Rencana pemberian gelar "Patuan Sorimulia Raja" kepada Presiden SBY dan "Naduma Harungguan Hasayangan" kepada ibu negara Ani Yudhoyono oleh masyarakat Batak ditolak. SBY dinilai tidak pantas mendapatkan gelar adat dari masyarakat Batak karena tidak mampu memimpin Indonesia menjadi lebih baik, apalagi cenderung bersifat politis.
Penolakan datang dari Partukkoan Naposo Bangso Batak (PNBB), dengan berunjuk rasa di dua lokasi, di Kota Medan, Minggu (16/1). Di kawasan tugu air mancur, Jalan Sudirman, massa membawa spanduk dan poster kecaman serta menggelar orasi penolakan atas rencana pemberian gelar yang disematkan bersamaan pada acara peresmian Monumen Batak, di Balige, Toba Samosir pada 18 Januari 2011.

Massa kemudian long march menuju Tugu Raja Sisingamangaraja XII, di Jalan Sisingamangaraja, kawasan Teladan.
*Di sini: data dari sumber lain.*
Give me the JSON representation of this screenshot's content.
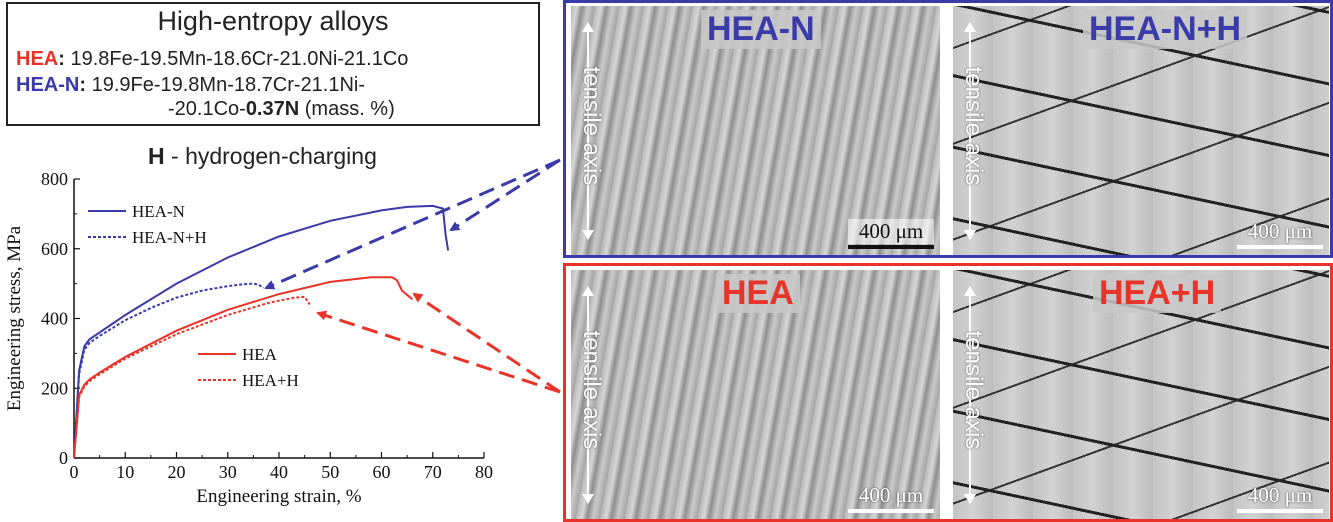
{
  "header": {
    "title": "High-entropy alloys",
    "hea_tag": "HEA",
    "hea_comp": "19.8Fe-19.5Mn-18.6Cr-21.0Ni-21.1Co",
    "hean_tag": "HEA-N",
    "hean_comp_1": "19.9Fe-19.8Mn-18.7Cr-21.1Ni-",
    "hean_comp_2a": "-20.1Co-",
    "hean_comp_2b": "0.37N",
    "hean_comp_2c": " (mass. %)",
    "h_symbol": "H",
    "h_text": " - hydrogen-charging",
    "colon": ":"
  },
  "colors": {
    "red": "#e8332a",
    "blue": "#3a3aa8"
  },
  "chart_data": {
    "type": "line",
    "xlabel": "Engineering strain, %",
    "ylabel": "Engineering stress, MPa",
    "xlim": [
      0,
      80
    ],
    "ylim": [
      0,
      800
    ],
    "xticks": [
      0,
      10,
      20,
      30,
      40,
      50,
      60,
      70,
      80
    ],
    "yticks": [
      0,
      200,
      400,
      600,
      800
    ],
    "series": [
      {
        "name": "HEA-N",
        "color": "#3a3aa8",
        "dash": "solid",
        "x": [
          0,
          1,
          2,
          3,
          5,
          10,
          20,
          30,
          40,
          50,
          60,
          65,
          70,
          72,
          72.5,
          73
        ],
        "y": [
          0,
          250,
          320,
          340,
          360,
          410,
          500,
          575,
          635,
          680,
          710,
          720,
          723,
          715,
          640,
          595
        ]
      },
      {
        "name": "HEA-N+H",
        "color": "#3a3aa8",
        "dash": "dotted",
        "x": [
          0,
          1,
          2,
          3,
          5,
          10,
          15,
          20,
          25,
          30,
          33,
          35,
          36,
          37
        ],
        "y": [
          0,
          240,
          310,
          330,
          350,
          395,
          430,
          460,
          480,
          493,
          498,
          500,
          497,
          488
        ]
      },
      {
        "name": "HEA",
        "color": "#e8332a",
        "dash": "solid",
        "x": [
          0,
          1,
          2,
          3,
          5,
          10,
          20,
          30,
          40,
          50,
          58,
          62,
          63,
          64,
          66
        ],
        "y": [
          0,
          180,
          210,
          225,
          245,
          290,
          365,
          425,
          470,
          505,
          518,
          518,
          510,
          480,
          455
        ]
      },
      {
        "name": "HEA+H",
        "color": "#e8332a",
        "dash": "dotted",
        "x": [
          0,
          1,
          2,
          3,
          5,
          10,
          20,
          30,
          38,
          43,
          45,
          46
        ],
        "y": [
          0,
          175,
          205,
          220,
          240,
          285,
          355,
          410,
          445,
          460,
          462,
          440
        ]
      }
    ],
    "legend_blue": [
      "HEA-N",
      "HEA-N+H"
    ],
    "legend_red": [
      "HEA",
      "HEA+H"
    ]
  },
  "micrographs": {
    "blue_panel": [
      {
        "label": "HEA-N",
        "axis_text": "tensile axis",
        "scale": "400 μm"
      },
      {
        "label": "HEA-N+H",
        "axis_text": "tensile axis",
        "scale": "400 μm"
      }
    ],
    "red_panel": [
      {
        "label": "HEA",
        "axis_text": "tensile axis",
        "scale": "400 μm"
      },
      {
        "label": "HEA+H",
        "axis_text": "tensile axis",
        "scale": "400 μm"
      }
    ]
  }
}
Di sana, massa mengadu kepada arwah Raja Sisingamangaraja karena mereka menilai TB Silalahi selaku fasitator pemberian gelar itu secara sepihak menjual suku Batak demi kepentingan politik.

Dalam aksinya, massa juga menangis dan meraung, memohon agar arwah Raja Sisingamangaja mengutuk oknum yang sengaja menjadikan suku Batak sebagai komoditas politik elit tertentu.
Koordinator aksi PNBB, Edi Barita Malau menegaskan, SBY tidak pantas menyandang gelar Raja Batak karena tidak pernah memperhatikan sarana dan prasarana di tanah Batak sejak SBY menjabat sebagai presiden.

"Intinya, kami sangat menolak penabalan gelar adat Batak kepada SBY. Kalau ini terjadi, adat Batak sudah diinjak-injak harkat dan martabatnya, karena ini tidak sesuai dengan idealisme serta cita-cita masyarakat Batak yang rindu akan pemimpin yang peduli dengan keadilan," kata Edi.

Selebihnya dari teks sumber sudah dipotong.